# Black Mamba Hatchlings.



## Wills reptiles

One of my mates pair of black mambas has just dropped, does anyone know the regulations to bring venomous snakes into the u.k, are black mambas allowed, and would any1 be interested in buying??Captive bred!!


----------



## slippery42

Wills reptiles said:


> One of my mates pair of black mambas has just dropped, does anyone know the regulations to bring venomous snakes into the u.k, are black mambas allowed, and would any1 be interested in buying??Captive bred!!


No problem bringing them in though the market for black Mambas will be........limited!!!


----------



## Athravan

You can transport them easy enough via car as long as they are destined to be kept at a DWA license holders premises


----------



## Tom_b

Why do i have a feeling and probably wrong as ive been up most of the night but these are CB in South Africa!

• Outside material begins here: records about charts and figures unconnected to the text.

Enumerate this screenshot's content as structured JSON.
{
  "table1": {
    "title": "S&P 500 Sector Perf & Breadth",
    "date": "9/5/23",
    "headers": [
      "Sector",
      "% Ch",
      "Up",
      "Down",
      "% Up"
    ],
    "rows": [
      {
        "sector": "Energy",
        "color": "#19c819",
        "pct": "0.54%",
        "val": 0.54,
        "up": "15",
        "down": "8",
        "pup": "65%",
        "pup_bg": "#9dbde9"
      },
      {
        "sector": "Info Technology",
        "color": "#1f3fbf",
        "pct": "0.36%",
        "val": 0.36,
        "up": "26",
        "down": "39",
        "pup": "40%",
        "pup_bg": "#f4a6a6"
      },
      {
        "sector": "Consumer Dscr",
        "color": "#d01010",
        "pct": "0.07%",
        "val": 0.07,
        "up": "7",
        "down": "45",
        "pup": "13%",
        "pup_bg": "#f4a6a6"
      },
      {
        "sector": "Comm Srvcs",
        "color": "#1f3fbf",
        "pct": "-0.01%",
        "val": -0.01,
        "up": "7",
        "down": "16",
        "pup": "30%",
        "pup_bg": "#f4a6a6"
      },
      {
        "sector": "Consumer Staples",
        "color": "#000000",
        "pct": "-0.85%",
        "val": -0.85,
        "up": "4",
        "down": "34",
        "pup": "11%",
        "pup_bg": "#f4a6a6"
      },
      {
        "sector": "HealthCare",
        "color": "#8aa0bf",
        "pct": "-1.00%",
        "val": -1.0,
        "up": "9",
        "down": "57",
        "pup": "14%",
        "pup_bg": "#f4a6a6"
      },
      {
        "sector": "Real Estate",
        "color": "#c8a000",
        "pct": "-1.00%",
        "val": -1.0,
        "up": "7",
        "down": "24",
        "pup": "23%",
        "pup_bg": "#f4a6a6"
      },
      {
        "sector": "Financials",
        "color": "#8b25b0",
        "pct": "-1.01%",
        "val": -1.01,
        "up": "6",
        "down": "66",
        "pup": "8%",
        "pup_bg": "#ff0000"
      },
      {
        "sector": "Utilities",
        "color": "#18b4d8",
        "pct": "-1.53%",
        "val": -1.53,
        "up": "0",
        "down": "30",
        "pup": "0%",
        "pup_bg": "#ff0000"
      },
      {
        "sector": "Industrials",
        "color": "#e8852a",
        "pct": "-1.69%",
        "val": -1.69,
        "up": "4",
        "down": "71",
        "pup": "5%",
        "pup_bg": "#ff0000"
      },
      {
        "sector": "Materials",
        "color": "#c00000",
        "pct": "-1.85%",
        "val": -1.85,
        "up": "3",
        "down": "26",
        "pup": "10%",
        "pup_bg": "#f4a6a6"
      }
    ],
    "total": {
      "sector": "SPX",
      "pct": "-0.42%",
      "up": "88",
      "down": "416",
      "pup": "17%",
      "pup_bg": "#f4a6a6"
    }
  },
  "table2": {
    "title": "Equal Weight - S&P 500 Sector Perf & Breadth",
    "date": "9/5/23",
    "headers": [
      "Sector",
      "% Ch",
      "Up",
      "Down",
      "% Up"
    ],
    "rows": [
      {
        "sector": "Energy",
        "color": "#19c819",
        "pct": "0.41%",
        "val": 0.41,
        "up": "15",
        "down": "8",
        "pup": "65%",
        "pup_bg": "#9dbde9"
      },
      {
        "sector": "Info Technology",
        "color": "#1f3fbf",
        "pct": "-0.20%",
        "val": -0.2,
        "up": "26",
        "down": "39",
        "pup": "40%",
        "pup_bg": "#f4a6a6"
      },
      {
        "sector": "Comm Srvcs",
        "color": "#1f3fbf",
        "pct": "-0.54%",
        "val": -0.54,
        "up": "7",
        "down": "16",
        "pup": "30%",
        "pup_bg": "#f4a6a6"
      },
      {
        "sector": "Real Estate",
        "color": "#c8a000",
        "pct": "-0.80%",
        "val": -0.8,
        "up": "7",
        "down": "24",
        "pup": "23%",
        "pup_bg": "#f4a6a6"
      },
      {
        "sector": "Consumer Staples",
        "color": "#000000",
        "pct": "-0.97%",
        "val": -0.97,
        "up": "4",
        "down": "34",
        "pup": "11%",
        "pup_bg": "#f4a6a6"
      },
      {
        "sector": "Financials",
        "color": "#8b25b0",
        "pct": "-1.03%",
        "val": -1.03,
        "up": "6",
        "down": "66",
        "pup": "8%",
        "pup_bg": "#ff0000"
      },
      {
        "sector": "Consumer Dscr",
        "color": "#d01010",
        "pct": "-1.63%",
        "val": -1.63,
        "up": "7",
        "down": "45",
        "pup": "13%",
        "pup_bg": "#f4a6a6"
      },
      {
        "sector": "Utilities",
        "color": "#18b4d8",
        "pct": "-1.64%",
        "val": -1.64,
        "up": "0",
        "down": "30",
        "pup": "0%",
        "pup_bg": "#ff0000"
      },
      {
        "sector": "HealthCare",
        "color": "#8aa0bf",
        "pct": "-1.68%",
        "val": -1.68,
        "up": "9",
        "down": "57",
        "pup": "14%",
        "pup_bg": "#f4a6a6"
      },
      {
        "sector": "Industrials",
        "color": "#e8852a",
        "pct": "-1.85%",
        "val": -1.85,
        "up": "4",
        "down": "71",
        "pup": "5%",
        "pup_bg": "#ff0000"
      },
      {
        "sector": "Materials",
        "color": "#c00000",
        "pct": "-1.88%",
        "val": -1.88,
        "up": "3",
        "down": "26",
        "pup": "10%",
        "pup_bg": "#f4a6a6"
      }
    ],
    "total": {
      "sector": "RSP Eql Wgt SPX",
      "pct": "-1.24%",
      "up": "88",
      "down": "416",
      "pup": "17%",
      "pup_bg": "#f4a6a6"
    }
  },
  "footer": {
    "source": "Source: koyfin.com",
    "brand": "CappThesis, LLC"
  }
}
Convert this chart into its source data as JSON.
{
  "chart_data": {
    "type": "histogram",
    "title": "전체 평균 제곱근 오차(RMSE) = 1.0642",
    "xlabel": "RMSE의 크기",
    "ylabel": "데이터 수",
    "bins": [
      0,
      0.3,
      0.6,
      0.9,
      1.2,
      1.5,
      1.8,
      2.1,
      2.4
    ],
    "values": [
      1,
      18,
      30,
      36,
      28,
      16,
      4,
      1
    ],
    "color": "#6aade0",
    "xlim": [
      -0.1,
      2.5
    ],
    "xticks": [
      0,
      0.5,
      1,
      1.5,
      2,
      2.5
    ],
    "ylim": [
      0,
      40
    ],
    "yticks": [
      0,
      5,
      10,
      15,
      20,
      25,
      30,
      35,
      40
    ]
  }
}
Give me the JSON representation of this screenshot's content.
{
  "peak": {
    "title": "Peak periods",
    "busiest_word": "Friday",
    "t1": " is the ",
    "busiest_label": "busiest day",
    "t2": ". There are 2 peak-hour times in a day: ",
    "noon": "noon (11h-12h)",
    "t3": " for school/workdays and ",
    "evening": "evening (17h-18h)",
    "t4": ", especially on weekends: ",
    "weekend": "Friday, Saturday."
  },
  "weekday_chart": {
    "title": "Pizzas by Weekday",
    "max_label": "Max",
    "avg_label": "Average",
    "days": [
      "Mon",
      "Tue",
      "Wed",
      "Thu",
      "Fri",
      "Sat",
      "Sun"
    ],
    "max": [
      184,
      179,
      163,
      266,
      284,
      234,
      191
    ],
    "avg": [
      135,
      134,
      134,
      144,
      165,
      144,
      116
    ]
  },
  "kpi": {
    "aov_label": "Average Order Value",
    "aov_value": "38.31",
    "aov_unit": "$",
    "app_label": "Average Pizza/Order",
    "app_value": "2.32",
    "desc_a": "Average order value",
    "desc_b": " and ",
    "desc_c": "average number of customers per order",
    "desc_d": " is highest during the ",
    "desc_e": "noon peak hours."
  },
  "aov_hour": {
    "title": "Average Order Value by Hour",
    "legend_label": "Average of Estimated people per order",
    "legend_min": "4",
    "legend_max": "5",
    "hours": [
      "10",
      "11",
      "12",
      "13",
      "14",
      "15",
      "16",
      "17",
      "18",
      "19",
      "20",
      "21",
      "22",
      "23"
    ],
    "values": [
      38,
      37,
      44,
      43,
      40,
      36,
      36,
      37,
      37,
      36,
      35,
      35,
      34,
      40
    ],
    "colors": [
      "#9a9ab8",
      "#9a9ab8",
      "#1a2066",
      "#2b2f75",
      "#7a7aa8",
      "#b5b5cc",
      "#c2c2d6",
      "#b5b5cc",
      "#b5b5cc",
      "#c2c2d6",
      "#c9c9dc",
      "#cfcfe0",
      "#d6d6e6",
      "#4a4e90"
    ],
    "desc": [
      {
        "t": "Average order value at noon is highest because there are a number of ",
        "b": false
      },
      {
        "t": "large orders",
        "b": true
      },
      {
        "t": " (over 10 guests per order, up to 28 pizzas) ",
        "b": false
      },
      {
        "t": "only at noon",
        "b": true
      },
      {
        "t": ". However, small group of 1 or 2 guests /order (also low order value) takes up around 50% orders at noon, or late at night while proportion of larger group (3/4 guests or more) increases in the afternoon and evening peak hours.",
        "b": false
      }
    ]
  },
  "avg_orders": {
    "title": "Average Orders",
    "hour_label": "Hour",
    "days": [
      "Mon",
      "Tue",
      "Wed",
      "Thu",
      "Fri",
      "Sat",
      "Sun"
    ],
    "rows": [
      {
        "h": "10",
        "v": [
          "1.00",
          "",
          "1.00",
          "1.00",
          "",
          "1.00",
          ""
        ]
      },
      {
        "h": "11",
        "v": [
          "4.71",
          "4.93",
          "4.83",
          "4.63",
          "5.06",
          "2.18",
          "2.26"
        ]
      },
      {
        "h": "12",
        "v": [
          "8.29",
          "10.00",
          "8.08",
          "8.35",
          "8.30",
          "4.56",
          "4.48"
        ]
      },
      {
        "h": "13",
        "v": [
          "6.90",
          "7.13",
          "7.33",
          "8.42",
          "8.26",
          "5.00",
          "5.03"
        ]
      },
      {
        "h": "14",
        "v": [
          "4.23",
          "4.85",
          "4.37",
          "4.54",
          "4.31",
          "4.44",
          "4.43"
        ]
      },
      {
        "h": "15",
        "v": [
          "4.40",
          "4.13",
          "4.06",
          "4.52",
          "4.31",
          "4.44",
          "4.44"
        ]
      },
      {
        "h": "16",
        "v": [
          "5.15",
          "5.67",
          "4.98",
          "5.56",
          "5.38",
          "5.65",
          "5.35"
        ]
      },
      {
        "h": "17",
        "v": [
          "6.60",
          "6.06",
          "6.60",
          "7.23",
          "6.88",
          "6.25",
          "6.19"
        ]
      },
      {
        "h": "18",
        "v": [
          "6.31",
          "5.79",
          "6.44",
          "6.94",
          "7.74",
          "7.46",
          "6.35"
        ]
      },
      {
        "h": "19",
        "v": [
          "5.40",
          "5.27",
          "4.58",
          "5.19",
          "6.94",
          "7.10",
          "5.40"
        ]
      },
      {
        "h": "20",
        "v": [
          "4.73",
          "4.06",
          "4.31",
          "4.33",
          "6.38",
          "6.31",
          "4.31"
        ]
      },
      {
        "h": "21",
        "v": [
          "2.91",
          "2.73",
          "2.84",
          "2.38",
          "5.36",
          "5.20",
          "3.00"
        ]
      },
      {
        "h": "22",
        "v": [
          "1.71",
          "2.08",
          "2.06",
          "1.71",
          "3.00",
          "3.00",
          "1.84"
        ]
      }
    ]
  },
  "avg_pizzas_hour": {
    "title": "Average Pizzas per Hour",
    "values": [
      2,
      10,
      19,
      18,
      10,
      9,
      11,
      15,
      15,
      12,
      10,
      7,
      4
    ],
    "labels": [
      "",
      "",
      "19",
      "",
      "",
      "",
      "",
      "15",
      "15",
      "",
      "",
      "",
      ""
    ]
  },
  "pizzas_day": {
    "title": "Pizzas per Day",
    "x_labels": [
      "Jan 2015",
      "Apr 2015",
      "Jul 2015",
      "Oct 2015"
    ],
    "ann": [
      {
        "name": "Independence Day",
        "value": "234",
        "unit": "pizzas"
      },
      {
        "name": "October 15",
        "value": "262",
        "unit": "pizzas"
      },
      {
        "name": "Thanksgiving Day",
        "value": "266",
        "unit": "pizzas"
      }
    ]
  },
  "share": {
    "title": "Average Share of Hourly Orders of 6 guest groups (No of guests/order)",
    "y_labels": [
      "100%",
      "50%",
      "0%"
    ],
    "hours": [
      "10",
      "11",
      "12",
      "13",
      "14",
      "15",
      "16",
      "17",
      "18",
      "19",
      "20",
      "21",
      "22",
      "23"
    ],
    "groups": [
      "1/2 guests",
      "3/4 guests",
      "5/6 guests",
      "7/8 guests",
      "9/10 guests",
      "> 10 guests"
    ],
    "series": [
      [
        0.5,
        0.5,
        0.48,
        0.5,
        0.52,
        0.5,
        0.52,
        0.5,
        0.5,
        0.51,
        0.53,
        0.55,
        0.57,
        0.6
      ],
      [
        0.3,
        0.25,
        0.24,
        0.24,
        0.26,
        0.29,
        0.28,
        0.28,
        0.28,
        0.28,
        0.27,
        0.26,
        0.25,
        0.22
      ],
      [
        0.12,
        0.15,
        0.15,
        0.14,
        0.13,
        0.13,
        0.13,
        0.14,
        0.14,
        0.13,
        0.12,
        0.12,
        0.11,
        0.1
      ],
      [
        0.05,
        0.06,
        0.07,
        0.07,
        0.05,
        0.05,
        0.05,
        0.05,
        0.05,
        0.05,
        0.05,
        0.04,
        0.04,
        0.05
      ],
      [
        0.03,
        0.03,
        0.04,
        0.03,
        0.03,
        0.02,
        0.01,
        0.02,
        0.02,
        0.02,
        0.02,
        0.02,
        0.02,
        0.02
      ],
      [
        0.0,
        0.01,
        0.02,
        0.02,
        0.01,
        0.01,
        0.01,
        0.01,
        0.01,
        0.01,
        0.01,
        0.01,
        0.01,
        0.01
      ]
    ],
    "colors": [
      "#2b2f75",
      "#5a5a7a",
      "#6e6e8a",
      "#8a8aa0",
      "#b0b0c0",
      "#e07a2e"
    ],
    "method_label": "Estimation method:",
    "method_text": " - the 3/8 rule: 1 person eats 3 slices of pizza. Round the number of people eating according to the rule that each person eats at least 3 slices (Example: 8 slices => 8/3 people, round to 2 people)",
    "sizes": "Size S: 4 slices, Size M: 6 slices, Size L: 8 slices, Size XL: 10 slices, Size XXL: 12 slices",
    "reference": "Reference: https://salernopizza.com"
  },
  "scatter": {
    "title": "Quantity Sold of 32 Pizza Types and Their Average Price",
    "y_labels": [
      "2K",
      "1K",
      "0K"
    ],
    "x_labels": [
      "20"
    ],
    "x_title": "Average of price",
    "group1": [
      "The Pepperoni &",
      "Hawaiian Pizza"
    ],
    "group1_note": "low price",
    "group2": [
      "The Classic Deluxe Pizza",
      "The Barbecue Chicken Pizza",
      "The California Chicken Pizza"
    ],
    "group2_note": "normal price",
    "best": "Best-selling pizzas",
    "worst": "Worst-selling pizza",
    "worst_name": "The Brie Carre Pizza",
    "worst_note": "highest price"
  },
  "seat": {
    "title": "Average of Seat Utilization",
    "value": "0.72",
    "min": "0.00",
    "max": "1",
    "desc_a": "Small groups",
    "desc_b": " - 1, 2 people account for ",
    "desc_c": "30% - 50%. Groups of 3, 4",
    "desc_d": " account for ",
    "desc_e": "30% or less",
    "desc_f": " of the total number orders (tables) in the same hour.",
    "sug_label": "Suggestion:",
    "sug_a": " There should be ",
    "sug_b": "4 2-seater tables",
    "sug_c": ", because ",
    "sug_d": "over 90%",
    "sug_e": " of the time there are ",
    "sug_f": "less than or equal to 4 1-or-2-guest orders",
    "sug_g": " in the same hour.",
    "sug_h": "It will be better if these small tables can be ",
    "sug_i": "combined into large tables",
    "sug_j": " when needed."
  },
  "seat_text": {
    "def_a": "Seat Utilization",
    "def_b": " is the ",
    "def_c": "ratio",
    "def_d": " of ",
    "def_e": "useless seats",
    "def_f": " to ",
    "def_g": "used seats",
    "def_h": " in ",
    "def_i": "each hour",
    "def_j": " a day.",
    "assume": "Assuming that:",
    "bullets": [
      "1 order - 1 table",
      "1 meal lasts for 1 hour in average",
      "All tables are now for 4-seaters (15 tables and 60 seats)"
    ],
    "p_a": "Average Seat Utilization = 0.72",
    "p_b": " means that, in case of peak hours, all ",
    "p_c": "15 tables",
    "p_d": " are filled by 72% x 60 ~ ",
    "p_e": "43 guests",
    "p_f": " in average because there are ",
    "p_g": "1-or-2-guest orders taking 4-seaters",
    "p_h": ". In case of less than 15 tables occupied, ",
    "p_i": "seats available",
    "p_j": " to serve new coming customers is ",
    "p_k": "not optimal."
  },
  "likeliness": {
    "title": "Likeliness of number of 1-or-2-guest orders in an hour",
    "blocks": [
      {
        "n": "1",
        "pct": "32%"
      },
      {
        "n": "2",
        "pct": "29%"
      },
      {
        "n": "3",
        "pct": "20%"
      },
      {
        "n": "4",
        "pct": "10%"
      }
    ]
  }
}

You can import them if they are not on European soil and although i am sure they would sell unless you had a DWA you would need to house them with someone else whilst the selling happened.

Tom


----------



## SiUK

I was going to say it depends where they have been CB?


----------



## Tom_b

SiUK said:


> I was going to say it depends where they have been CB?


Were rite and for me makes a change :lol2:

Spoke to Will and these are CB South African Black Mambas.

mmmmm Hopes they can be imported and pet shop license is here on time. :mf_dribble:


----------



## SiUK

they arnt really a snake that massively interests me, I respect how awesome a snake they are, and they are certainly impressive from a size speed and venom point of view so I can see the appeal, but as a venomous keeper, its not something I am desperate to add to my collection.


----------



## southwest vipers

Wills reptiles said:


> One of my mates pair of black mambas has just dropped, does anyone know the regulations to bring venomous snakes into the u.k, are black mambas allowed, and would any1 be interested in buying??Captive bred!!


There were 3 pairs for sale in Houten snake day last month. 2 pairs were captive bred babies, bred by Alfred Wallner this year. I believe he sold one pair for 350 euros. Also Simon Hunter had a pair of adult wild caught for 100 euros. They did not sell. I dont think it would be worth the time and trouble to try to import them from Africa unless they are part of a larger consignment of more valuable animals.


----------



## Tom_b

southwest vipers said:


> There were 3 pairs for sale in Houten snake day last month. 2 pairs were captive bred babies, bred by Alfred Wallner this year. I believe he sold one pair for 350 euros. Also Simon Hunter had a pair of adult wild caught for 100 euros. They did not sell. I dont think it would be worth the time and trouble to try to import them from Africa unless they are part of a larger consignment of more valuable animals.


I have asked about other species available. I am particularly interested in CB dwarf Bitis species hence making a shipment worth it.


----------



## Alex27

i like the look of greens more than blacks


----------



## southwest vipers

Tom_b said:


> I have asked about other species available. I am particularly interested in CB dwarf Bitis species hence making a shipment worth it.


Forget getting Dwarf bitis direct from Africa. Everyone has tried that. I got mine easily enough from Europe.


----------